June 04, 1996

Find your own road

I have a dream. A dream of mythic proportions. A dream that began with the first kill file I ever wrote. A dream of declaring myself independent of this so-called “online community.” I want to become one of the Freemen of the Internet.

That particular group of Montanans have proven themselves to be masters of viewpoint inbreeding. Nothing matters to them except what matters to them. It’s brilliant, really. But I’m going to give them a run for their money.

While the Freemen have the jump on the news coverage, I’ve got something the Freemen don’t. Venture capital. Dozens of VCs are indirectly funding my experiments in filtering information, personalizing content, and tweaking my signal-to-noise ratio. Companies strewn across the Valley are helping me whittle down the bitstream into something manageable.

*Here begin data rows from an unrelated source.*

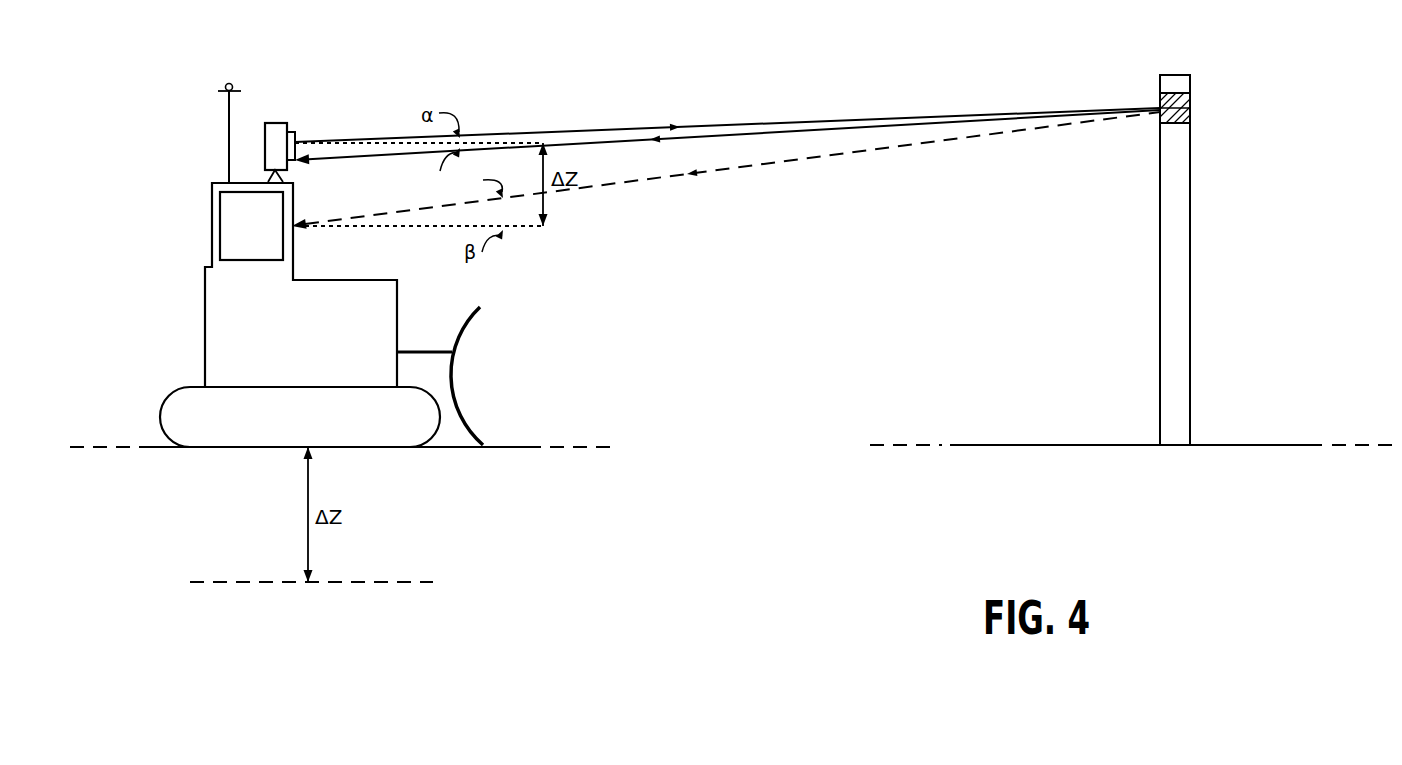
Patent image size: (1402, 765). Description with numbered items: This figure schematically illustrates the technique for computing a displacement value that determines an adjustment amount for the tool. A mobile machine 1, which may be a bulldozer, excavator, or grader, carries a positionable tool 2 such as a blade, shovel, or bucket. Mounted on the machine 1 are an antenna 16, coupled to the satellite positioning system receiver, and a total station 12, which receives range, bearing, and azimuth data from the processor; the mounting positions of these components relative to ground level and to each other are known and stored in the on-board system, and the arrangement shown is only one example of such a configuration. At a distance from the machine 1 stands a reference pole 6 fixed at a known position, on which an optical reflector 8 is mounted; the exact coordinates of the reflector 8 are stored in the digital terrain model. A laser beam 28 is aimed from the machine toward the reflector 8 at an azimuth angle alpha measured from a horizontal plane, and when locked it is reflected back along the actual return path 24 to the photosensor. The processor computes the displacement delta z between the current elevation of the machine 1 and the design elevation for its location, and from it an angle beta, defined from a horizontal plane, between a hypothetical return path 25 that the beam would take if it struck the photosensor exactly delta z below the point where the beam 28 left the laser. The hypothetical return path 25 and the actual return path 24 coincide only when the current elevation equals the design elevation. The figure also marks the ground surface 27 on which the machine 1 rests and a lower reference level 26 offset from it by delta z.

The mobile machine 1 is at (205, 352).
The positionable tool 2 is at (455, 373).
The pole 6 is at (1191, 385).
The optical reflector 8 is at (1190, 95).
The total station 12 is at (276, 122).
The antenna 16 is at (231, 83).
The actual return path 24 is at (777, 135).
The hypothetical return path 25 is at (807, 157).
The reference plane 26 is at (432, 583).
The ground surface 27 is at (524, 449).
The laser beam 28 is at (738, 122).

They understand that I no longer have a need for the shared experience. They know I’ve moved to my compound in virtual Montana. And that it’s a place where I’m completely in touch. With myself.

This is how I’ve found my own road. Or at least my own fruitopia.

I took down my website. Sure, my friends are getting 404s, but it was generating hits from people I’d never heard of. All of whom usually felt the need to write and tell me what they think. Like I care. I’ve replaced my site with a personal workspace at Netscape. It’s an exercise in net.minimalism. No scanned photos. No lists of links. No self-righteous opinions. In fact, no content whatsoever.

Just one single, solitary link: Affinicast. I filled out their survey, answered the question “What style of Web site do you prefer: unconventional or trustworthy?” and now surf only to sites that match my “individual media preferences.” And mine only.

The websites that Affinicast recommends I Freeload. While I sleep, dreaming of cable modem bandwidth, Freeloader downloads complete sites to my hard drive. In the morning, I surf locally, the “contacting host” message a thing of the past. And since I’m not connected, I no longer feel the need to follow the distracting hypertext. I know full well that all those links are full of useless propaganda.

Speaking of useless propaganda, I killed the ads, too. I just fast forward.

I stopped shopping for books. Bookstores were not only a huge time sink, but added to the general feeling of option anxiety: too much information, too little time. Instead, the “highly anthropomorphized” electronic editors at Amazon work for me around the clock. They constantly analyze my reading habits, the non-fiction topics I’m interested in, the viewpoint I like my short stories told from, and send me mail when they think one of their one million titles will turn me on.

I pared back friendships with people who felt it was their solemn duty to recommend new music. Instead, I’m spending quality time with my personal agent at firefly. I’ve learned from my psychographic neighbors that I should be listening to Tortoise instead of Sebadoh. (Thank you, neighbors.) I’m hoping that eventually I won’t even have to make a purchase decision, much less visit a record store. I’d rather just create a standing order of $100 per month, and have them send me music automatically.

I don’t read my email. Or at least most of it. I’ve spent weeks training Eudora in the art of ruthless triage. My sorting agent now operates by two simple rules. If it comes from a mailserver, keep it, for obvious reasons (see above). If it comes from a person, it must have the words “TAXATION” or “FEDERAL AGENTS” somewhere in the body of the message. Otherwise, straight to the trash.

I silenced the phone, without going so far as taking it off the hook. At first I went for The Message Center, but it wasn’t enough. I had to go one step further. With Caller ID, I’m currently screening out everyone but my broker at Fidelity (even a Freemen wannabe needs a good retirement plan). I set up my online savings personality and filled out the FundMatch Worksheet and am waiting for him to call with some new investment opportunities.

Which I’ll track with Bloomberg Personal.

Living out on the virtual range, comfort becomes an issue. Thanks to Levi’s Personal Pair(tm) Program, I rid myself of ill-fitting jeans. I had a custom-made pair shipped to me via Federal Express. Unfortunately, they wouldn’t accept my measurements via fax - I had to go to the mall. It’s the price you pay for perfection.

I stopped going to church, because I no longer have a need for anyone but my own personal Jesus; someone who hears my prayers, someone who cares.

The Freemen had a sense of the inevitable. They knew that The Man would come, looking for their tax dollars. Which is why they stockpiled food, water, supplies, and guns. Nothing like a little self-sufficiency to scare the shit out of Janet Reno.

Likewise, I know my own personal Feds will come, most likely in the form of advertisers demanding back pay for all the sites I’ve filtered, the ad banners I’ve blocked, and the telemarketing calls I’ve screened. And at $0.05 per hit, I’m going to owe plenty.

But I will not give in. I’m already preparing for their arrival. I’m stockpiling my Telescript agents, readying their release into the net at large, where they will do my bidding silently, tirelessly, without me. At which point I’ll just unplug the modem and come on out, guns blazing.